To help them mitigate the cost increases, and their bottom lines, companies are looking to strategic energy partnerships to help them develop sound energy management strategies.
“The recession continues, we still have a national energy shortage intensifies, there is mounting pressure on public resources and energy costs in South Africa are going to increase significantly," says Gustav Radloff, MD of Energy Cybernetics. "Against these realities companies need to find ways of saving on operational cost.
"Managing energy more efficiently is not only the right thing to do in the current national (and global) energy context, but it can also bring significant operational savings for corporate and industrial energy users."
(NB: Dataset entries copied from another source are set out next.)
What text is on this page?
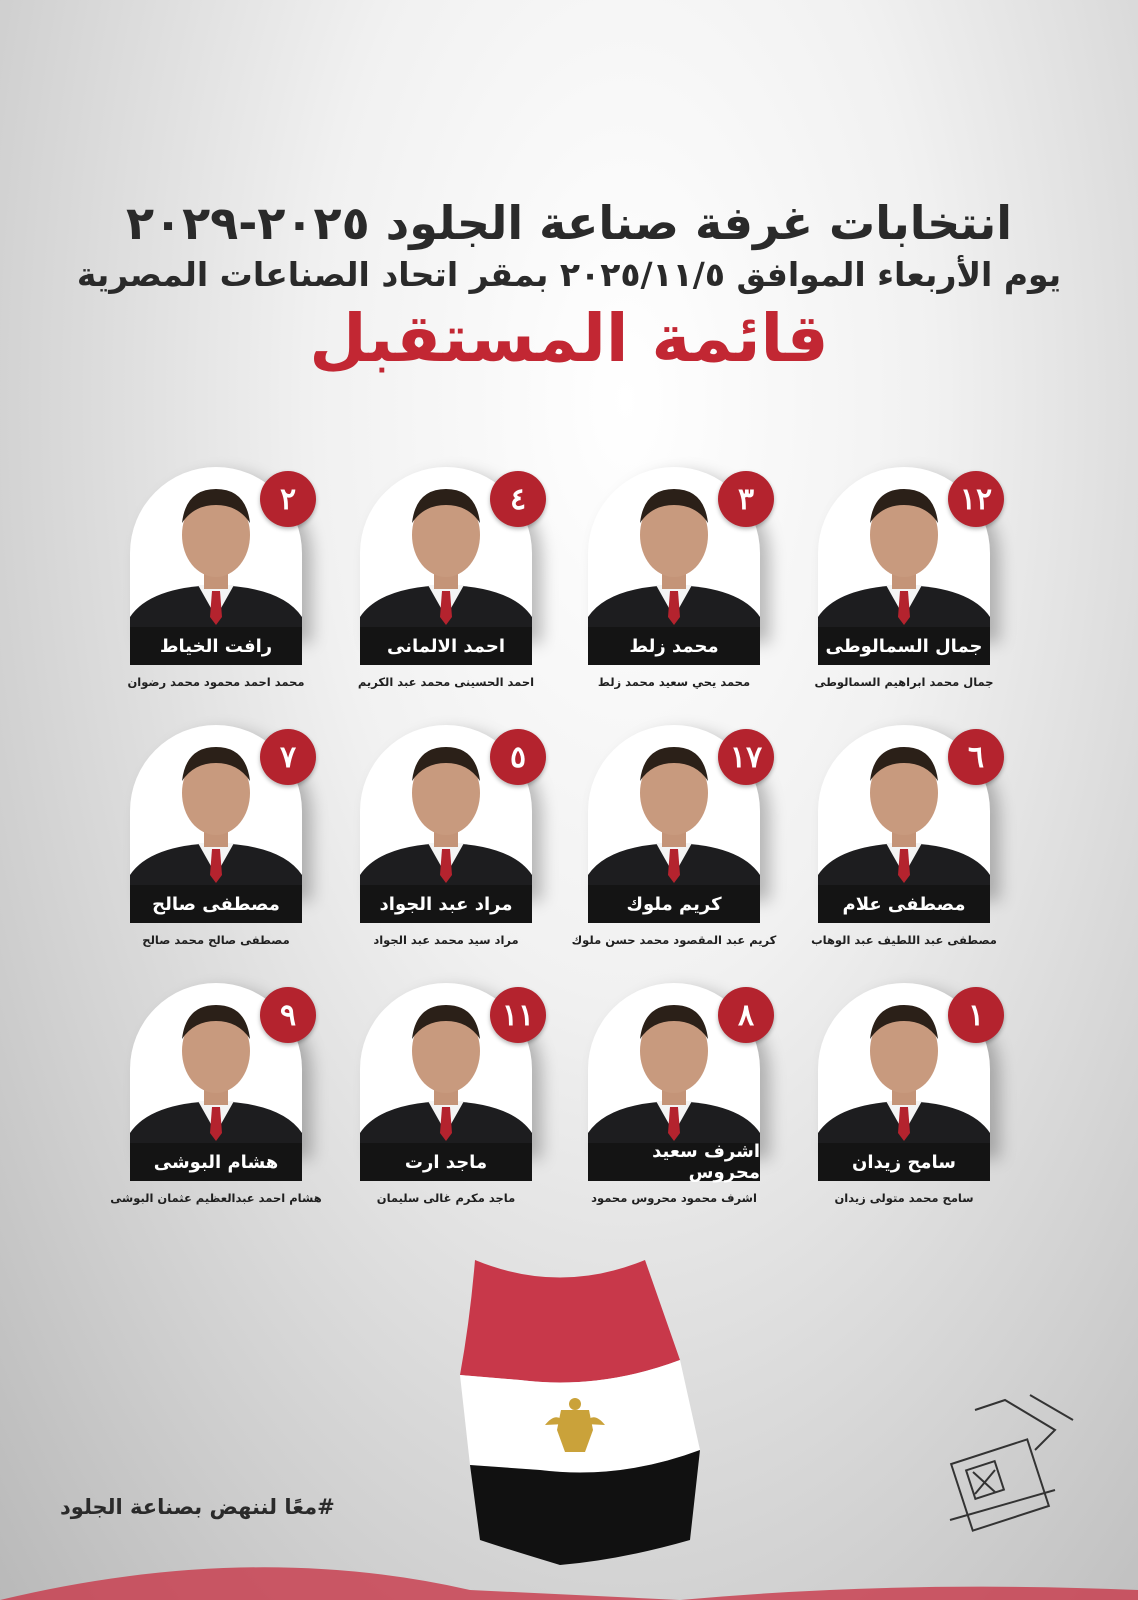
انتخابات غرفة صناعة الجلود ٢٠٢٥-٢٠٢٩
يوم الأربعاء الموافق ٢٠٢٥/١١/٥ بمقر اتحاد الصناعات المصرية
قائمة المستقبل
١٢
جمال السمالوطى
جمال محمد ابراهيم السمالوطى
٣
محمد زلط
محمد يحي سعيد محمد زلط
٤
احمد الالمانى
احمد الحسينى محمد عبد الكريم
٢
رافت الخياط
محمد احمد محمود محمد رضوان
٦
مصطفى علام
مصطفى عبد اللطيف عبد الوهاب
١٧
كريم ملوك
كريم عبد المقصود محمد حسن ملوك
٥
مراد عبد الجواد
مراد سيد محمد عبد الجواد
٧
مصطفى صالح
مصطفى صالح محمد صالح
١
سامح زيدان
سامح محمد متولى زيدان
٨
اشرف سعيد محروس
اشرف محمود محروس محمود
١١
ماجد ارت
ماجد مكرم غالى سليمان
٩
هشام البوشى
هشام احمد عبدالعظيم عثمان البوشى
#معًا لننهض بصناعة الجلود
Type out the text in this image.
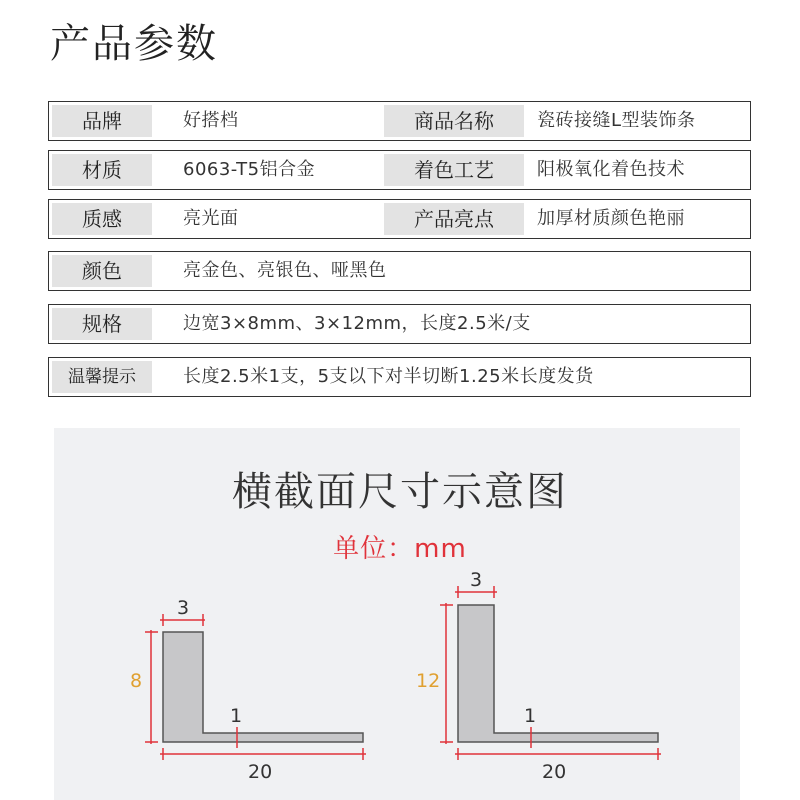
产品参数
品牌	好搭档	商品名称	瓷砖接缝L型装饰条
材质	6063-T5铝合金	着色工艺	阳极氧化着色技术
质感	亮光面	产品亮点	加厚材质颜色艳丽
颜色	亮金色、亮银色、哑黑色
规格	边宽3×8mm、3×12mm，长度2.5米/支
温馨提示	长度2.5米1支，5支以下对半切断1.25米长度发货
横截面尺寸示意图
单位：mm
3
8
1
20
3
12
1
20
The tax rebates introduced in February by the former Finance Minister Trevor Manuel marked a significant shift in how companies should manage their energy expenditure as a key operational cost. The tax rebates on certified energy efficiency saving were proposed as an incentive not only to reward not only those companies that comply but recognising that energy generation in South Africa is running out.
“The education of all energy users is very important and highlights the responsibility that lies with stakeholders in the value chain to maintain a sustainable model of preserving energy," comments says Prof LJ Grobler, director of Energy Cybernetics, NHW scholar and recognised South African authority on energy efficiency in all user sectors.
"The challenge is also to ensure that large users understand the need to manage their operational procedures and costs efficiently in the bid to achieve greater energy efficiency."
Radloff adds: “As far as energy is concerned we have entered into a new reality – cheap electricity is something of the past. There is a real and mounting pressure on companies to demonstrate their commitment towards reducing their environmental impact.
"More transparent and consistent reporting (for example the Global Reporting Initiative or GRI), combined with the imminent launch of the ISO 50001 Energy Management Systems Standard, means that energy management is becoming a strategic business imperative rather than a nice to have."
Energy Cybernetics offers a tailored service to southern African businesses, providing energy optimisation services through ongoing strategic energy partnerships.
“The benefits of saving energy far outweigh the disadvantages for both companies and individuals in the long run," Radloff says. "Energy saving will also move South Africa closer towards the reduction of global warming, preserving our natural resources and helping the environment."